# ECE3001 Project Part2: Speaker Identification

Updated on Mar. 26th, 2024

Assignment Maker: Yuejiao Xie, Lai Wei.

This notebook is recommended to run on Google Colab.
If you want to run it on your local machine, please make sure the required packages are installed. The datasets are downloaded and placed in the correct directory.

Follow the PDF description to complete the project.

## 1. Prepare the dataset & Install packages

## 1.1 Mount the Google Drive to this notebook.

**Note: You need to run this subsection (1.1) EVERY time you started this notebook.**

In [None]:
# Mount the google drive to this notebook
from google.colab import drive
drive.mount('/content/drive')

# Make a new directory in the drive, called "ECE3001_Project"
!mkdir -p /content/drive/MyDrive/ECE3001_Project

!pwd

## 1.2 Download and unzip the datasets

**Make sure your Google Drive has around 5GB free space.**

Run the following cell to:

Download the dataset to the Google Drive.
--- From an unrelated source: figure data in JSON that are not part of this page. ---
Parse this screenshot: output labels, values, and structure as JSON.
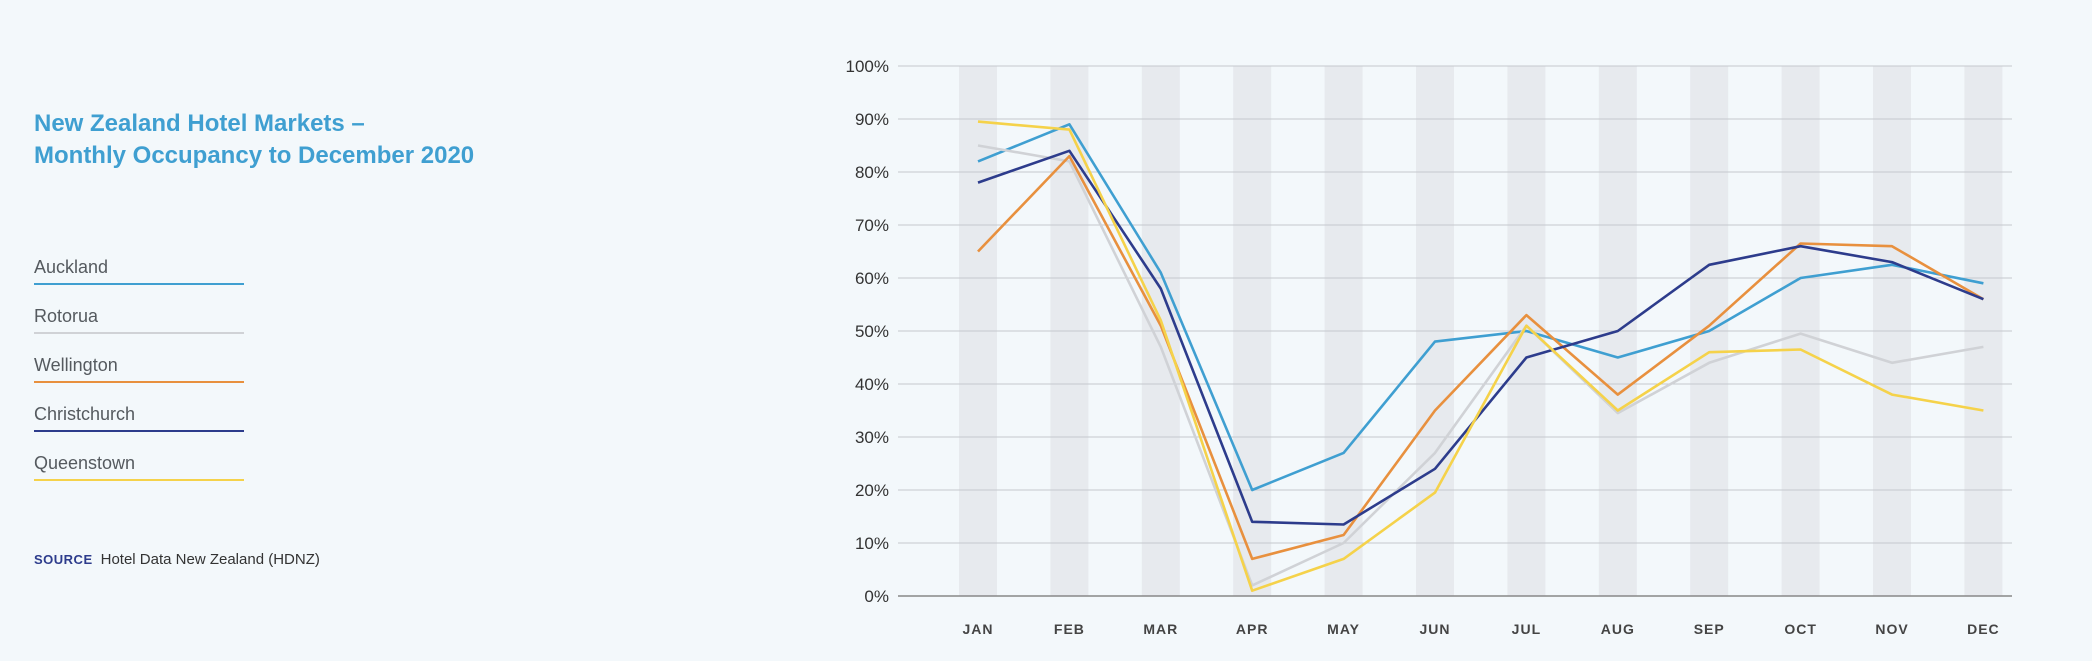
{
  "title_lines": [
    "New Zealand Hotel Markets –",
    "Monthly Occupancy to December 2020"
  ],
  "source": {
    "label": "SOURCE",
    "text": "Hotel Data New Zealand (HDNZ)"
  },
  "chart_data": {
    "type": "line",
    "title": "New Zealand Hotel Markets – Monthly Occupancy to December 2020",
    "categories": [
      "JAN",
      "FEB",
      "MAR",
      "APR",
      "MAY",
      "JUN",
      "JUL",
      "AUG",
      "SEP",
      "OCT",
      "NOV",
      "DEC"
    ],
    "ylim": [
      0,
      100
    ],
    "yticks": [
      "0%",
      "10%",
      "20%",
      "30%",
      "40%",
      "50%",
      "60%",
      "70%",
      "80%",
      "90%",
      "100%"
    ],
    "grid": true,
    "legend_position": "left",
    "series": [
      {
        "name": "Auckland",
        "color": "#3f9fd1",
        "values": [
          82,
          89,
          61,
          20,
          27,
          48,
          50,
          45,
          50,
          60,
          62.5,
          59
        ]
      },
      {
        "name": "Rotorua",
        "color": "#d0d2d6",
        "values": [
          85,
          82,
          47,
          2,
          10,
          27,
          51,
          34.5,
          44,
          49.5,
          44,
          47
        ]
      },
      {
        "name": "Wellington",
        "color": "#e8903e",
        "values": [
          65,
          83,
          51,
          7,
          11.5,
          35,
          53,
          38,
          51,
          66.5,
          66,
          56
        ]
      },
      {
        "name": "Christchurch",
        "color": "#2d3c8c",
        "values": [
          78,
          84,
          58,
          14,
          13.5,
          24,
          45,
          50,
          62.5,
          66,
          63,
          56
        ]
      },
      {
        "name": "Queenstown",
        "color": "#f5d24a",
        "values": [
          89.5,
          88,
          52,
          1,
          7,
          19.5,
          51,
          35,
          46,
          46.5,
          38,
          35
        ]
      }
    ]
  }
}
It may take 1-2 minutes.

Unzip the dataset. It may take 3-4 minutes.


In [None]:
import os

# Download if necessary
if os.path.exists('/content/drive/MyDrive/ECE3001_Project/stu_dataset.zip'):
  print('The datasets are already at the Google Drive, skip this step...')
else:
  print('The datasets do NOT exist at the Google Drive, Downloading...')
  # Dataset link: https://drive.google.com/file/d/1-0YkEZ3-PXPR5Vfvnpei96kfAb0f3w3Y/view?usp=sharing
  !gdown --id 1-0YkEZ3-PXPR5Vfvnpei96kfAb0f3w3Y -O /content/drive/MyDrive/ECE3001_Project/

print('Unzipping the datasets...')
!unzip -o -q "/content/drive/MyDrive/ECE3001_Project/stu_dataset.zip" -d "/content"

## 2. Import packages

In [None]:
import torch
import argparse
from tqdm import tqdm
import datetime
import time
# from timm.utils import accuracy

import librosa
import numpy as np
import librosa.display
import math
import os
from torch.utils.data import Dataset, DataLoader
import IPython.display as ipd

import torch.nn as nn
from torchvision.models import vgg11, vgg11_bn, vgg13
from torchvision.models import resnet18

## 3. Define datasets & preprocessing helper functions

Hint: In most cases, you don't need to modify this part. Just run it.

In [None]:
# Loading data
class AudioDataset(Dataset):
    def __init__(self, data_dir, max_len, window_length, window_shift, use_stft):
        self.data_dir = data_dir
        self.file_list = os.listdir(data_dir)
        self.max_len = max_len
        self.window_shift = window_shift
        self.window_length = window_length
        self.use_stft = use_stft

    def __len__(self):
        return len(self.file_list)

    def __getitem__(self, idx):
        filename = os.path.join(self.data_dir, self.file_list[idx])
        wav_data = extract_hpss_features_sg(filename, max_length=self.max_len, window_length=self.window_length, window_shift=self.window_shift, use_stft=self.use_stft)
        wav_data = torch.tensor(wav_data)
        wav_data = wav_data.unsqueeze(0)

        # Parse label from filename (filename format: id1_filename.wav)
        label = self.file_list[idx].split('_')[0][2:]  # Extract label from filename
        label = torch.tensor([int(label)])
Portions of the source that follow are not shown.